Address poisoning in Ethereum surges 600% post-Fusaka, with "dust" transfers rising sharply.

The practice of address poisoning in the Ethereum network is becoming widespread. Following the Fusaka update, the number of “dust” transfers of USDT increased by 612%, according to Etherscan data.

https://t.co/SBZoEtLqM0

— etherscan.eth (@etherscan) March 12, 2026

The reduction in network fees due to the upgrade has triggered a new wave of fraudulent activity. Malefactors are sending millions of zero-value microtransactions to clutter the transaction history in victims’ wallets.

Their main goal is to trick users into mistakenly copying a fake address from the list of recent transactions.

In the 90 days following the activation of the update on December 3, 2025, the number of “dust” transfers—transactions of less than $0.01—soared compared to the same period before the upgrade:

• USDT: +612% (from 4.2 million to 29.9 million);
• USDC: +473% (from 2.6 million to 14.9 million);
• DAI: +470% (from 142,000 to 811,000);
• ETH: +62% (from 104.5 million to 169.7 million).

Meanwhile, the number of regular transactions over $0.01 remained unchanged, indicating a spike in fraudulent activity rather than organic network growth.

How It Works

Fraudsters monitor large transfers on the blockchain. Automated systems generate lookalike addresses that mimic the first and last characters of addresses with which the victim recently interacted.

Then, scammers send “dust” transfers to ensure the fake address appears in the transaction history. They hope the victim will copy the counterfeit details and send funds to it.

Sometimes, several hacker groups compete to “poison” a wallet. One Etherscan screenshot shows up to 13 fake transactions from different attackers entering a victim’s history within minutes of a legitimate USDT transfer.

Analysts also mentioned a complaint from a user named Nima. He reported receiving over 89 alert emails about address activity after two stablecoin transfers.

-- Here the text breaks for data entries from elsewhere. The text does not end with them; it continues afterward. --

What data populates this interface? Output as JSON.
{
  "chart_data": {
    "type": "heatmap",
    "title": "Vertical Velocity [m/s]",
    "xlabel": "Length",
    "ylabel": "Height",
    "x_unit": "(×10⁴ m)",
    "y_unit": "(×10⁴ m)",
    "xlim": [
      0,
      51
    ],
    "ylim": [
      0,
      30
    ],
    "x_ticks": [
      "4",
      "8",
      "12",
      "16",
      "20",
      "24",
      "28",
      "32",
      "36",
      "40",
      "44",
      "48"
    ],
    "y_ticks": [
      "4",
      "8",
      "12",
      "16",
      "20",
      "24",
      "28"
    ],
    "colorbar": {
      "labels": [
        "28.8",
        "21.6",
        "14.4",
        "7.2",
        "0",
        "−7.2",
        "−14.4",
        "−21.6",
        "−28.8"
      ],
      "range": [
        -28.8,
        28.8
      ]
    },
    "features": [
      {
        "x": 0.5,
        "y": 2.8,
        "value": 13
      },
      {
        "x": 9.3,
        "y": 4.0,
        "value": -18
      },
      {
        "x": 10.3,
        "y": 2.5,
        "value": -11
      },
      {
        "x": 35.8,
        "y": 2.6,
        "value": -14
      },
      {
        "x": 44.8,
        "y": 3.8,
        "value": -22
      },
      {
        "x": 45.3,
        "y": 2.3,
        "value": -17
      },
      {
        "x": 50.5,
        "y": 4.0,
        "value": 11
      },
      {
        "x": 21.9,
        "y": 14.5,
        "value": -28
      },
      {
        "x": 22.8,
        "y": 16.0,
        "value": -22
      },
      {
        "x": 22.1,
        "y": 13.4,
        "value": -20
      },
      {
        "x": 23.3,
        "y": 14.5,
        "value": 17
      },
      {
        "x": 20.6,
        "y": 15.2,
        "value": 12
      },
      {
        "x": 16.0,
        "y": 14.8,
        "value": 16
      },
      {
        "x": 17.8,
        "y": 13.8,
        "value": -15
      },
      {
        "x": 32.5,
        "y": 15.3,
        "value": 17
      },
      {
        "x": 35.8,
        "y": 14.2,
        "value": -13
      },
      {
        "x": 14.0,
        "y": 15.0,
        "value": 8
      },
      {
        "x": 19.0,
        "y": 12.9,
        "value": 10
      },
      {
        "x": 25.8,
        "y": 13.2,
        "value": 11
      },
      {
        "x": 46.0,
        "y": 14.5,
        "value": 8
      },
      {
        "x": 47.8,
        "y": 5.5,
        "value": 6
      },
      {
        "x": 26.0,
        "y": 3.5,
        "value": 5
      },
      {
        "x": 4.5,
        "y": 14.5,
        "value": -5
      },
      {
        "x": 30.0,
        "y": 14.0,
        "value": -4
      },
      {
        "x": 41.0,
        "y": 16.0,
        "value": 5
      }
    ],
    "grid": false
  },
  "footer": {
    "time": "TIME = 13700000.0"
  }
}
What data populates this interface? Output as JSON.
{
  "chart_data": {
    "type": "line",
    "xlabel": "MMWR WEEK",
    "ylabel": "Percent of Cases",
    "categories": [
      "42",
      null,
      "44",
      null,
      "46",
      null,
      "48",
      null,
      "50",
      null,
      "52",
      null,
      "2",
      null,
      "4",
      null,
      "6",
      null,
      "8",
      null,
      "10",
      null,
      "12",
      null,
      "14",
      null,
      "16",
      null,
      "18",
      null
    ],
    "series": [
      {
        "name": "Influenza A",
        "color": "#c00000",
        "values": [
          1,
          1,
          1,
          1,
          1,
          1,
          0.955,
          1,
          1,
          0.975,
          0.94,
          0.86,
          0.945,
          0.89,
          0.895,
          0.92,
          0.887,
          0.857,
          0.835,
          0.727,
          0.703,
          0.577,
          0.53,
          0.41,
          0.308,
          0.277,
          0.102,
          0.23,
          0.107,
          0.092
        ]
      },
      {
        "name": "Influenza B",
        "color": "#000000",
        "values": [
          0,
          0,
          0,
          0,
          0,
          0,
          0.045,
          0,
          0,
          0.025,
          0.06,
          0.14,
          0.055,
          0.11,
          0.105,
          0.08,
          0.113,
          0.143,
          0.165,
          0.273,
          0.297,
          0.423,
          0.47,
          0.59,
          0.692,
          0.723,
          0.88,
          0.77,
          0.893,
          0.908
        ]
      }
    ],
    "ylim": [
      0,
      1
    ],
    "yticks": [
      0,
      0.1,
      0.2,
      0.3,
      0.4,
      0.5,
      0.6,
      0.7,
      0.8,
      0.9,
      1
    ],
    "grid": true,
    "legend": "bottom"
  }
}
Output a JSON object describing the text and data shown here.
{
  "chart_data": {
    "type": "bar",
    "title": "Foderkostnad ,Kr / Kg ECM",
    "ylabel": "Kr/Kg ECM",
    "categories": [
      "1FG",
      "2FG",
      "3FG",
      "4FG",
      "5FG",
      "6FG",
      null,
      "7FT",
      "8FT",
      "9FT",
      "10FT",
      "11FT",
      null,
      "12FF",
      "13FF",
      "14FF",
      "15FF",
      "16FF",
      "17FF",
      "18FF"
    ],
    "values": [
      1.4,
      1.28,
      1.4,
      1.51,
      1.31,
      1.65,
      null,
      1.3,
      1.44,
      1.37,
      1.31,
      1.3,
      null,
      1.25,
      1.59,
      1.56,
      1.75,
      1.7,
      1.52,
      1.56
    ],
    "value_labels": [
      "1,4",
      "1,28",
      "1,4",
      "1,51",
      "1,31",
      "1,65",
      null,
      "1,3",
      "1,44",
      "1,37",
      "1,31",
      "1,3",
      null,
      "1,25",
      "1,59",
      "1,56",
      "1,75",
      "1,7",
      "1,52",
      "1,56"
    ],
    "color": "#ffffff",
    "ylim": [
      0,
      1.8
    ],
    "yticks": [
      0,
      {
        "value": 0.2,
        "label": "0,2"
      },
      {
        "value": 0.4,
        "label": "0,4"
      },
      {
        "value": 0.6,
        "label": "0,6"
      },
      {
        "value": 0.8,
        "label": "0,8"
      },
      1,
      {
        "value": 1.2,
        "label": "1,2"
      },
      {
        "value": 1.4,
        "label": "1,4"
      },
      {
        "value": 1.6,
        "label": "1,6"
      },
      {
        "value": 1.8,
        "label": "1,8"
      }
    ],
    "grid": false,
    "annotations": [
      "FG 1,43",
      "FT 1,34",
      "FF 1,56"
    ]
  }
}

Address poisoning attacks are getting out of hand. I just sent two stablecoin transactions and received +89 emails from my Etherscan address watch alert notifications.

It took them <30 mins to create all of these on mainnet. So many will fall victim to this. pic.twitter.com/H1nGaMMprE

— Nima 👁️ (@0xNimaRa) February 13, 2026

The Scale of the Problem

From July 2022 to June 2024, experts from Blockchain Address Poisoning recorded around 17 million attempts to deceive users through address spoofing. Approximately 1.3 million people were targeted, with total damages exceeding $79 million.

The issue is more acute in networks with low fees. For instance, on Binance Smart Chain, the number of fake transfers is 1355% higher than in Ethereum.

Only a small fraction of attacks—about 0.01%—are successful. However, the sheer volume of these campaigns makes the scheme highly profitable.

“Instead of targeting individual addresses, campaigns often send thousands or even millions of fake transfers. With enough attempts, even a tiny success rate can yield significant profits,” noted Etherscan.

Back in December 2025, an investor lost nearly $50 million due to an address spoofing attack. Binance founder Changpeng Zhao proposed additional security measures to “eradicate” this practice.